Thursday, August 17th, 2017

Denton County Courts Building (Photo: Labeled for reuse)

On Sunday, August 13, 2017, Stormye Murphey, a Caucasian female, was booked into Denton County Jail on a charge of assault causing bodily injury. The next day, she had a an alleged “medical episode” and was transported to Medical City Denton, according to Denton County Sheriff Tracy Murphree. On the same day, 30-year-old Murphey was released from the hospital and booked into one of the medical units in Denton County Jail. She did not have a cellmate. On Tuesday morning, August 15, during an alleged routine cell check at 11:46 a.m., a jailer discovered that Murphey was unresponsive. She was deceased, and initial evidence indicates that suicide may have been the cause. So far, the official cause of death has not been released by the Tarrant County Medical Examiner’s Office. The custodial death is being investigated by the Texas Rangers (with the Texas Department of Public Safety).  The Texas Rangers frequently investigate custodial deaths or deaths at the hands of police officers.

Murphree declined to provide further details on the nature of the medical episode that led to Murphey being transported to a medical facility. He said that their decision to monitor Murphey’s medical condition is basically standard protocol.

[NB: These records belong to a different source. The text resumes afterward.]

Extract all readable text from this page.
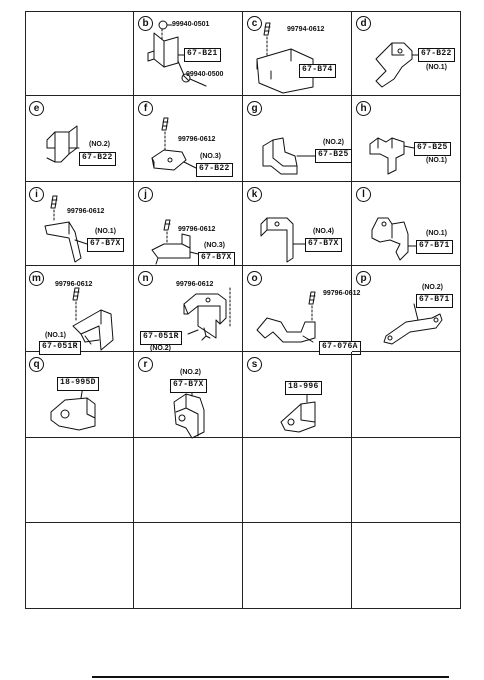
b	99940-0501
67-B21
99940-0500
c
99794-0612
67-B74
d
67-B22
(NO.1)
e
(NO.2)
67-B22
f
99796-0612
(NO.3)
67-B22
g
(NO.2)
67-B25
h
67-B25
(NO.1)
i
99796-0612
(NO.1)
67-B7X
j
99796-0612
(NO.3)
67-B7X
k
(NO.4)
67-B7X
l
(NO.1)
67-B71
m
99796-0612
(NO.1)
67-051R
n
99796-0612
67-051R
(NO.2)
o
99796-0612
67-076A
p
(NO.2)
67-B71
q
18-995D
r
(NO.2)
67-B7X
s
18-996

Jail suicides have always been a concern for those affected, but the problem has been increasingly in the spotlight ever since the death of Sandra Bland in Waller County Jail in July 2015. Her encounter with a police officer that led to her incarceration and suicide three days later has been associated with growing racial tensions across the nation. Since then, there seems to be more than the usual number of ongoing investigations, changes in legislation, disciplinary actions, and lawsuits related to jail suicides in Texas.  People have the right to reasonable medical care and to be watched, if they have suicidal tendencies, under the United States Constitution.

As with every post on this website, we are only providing information in this post and do not make any allegation or assertion that anyone acted inappropriately or engaged in misconduct.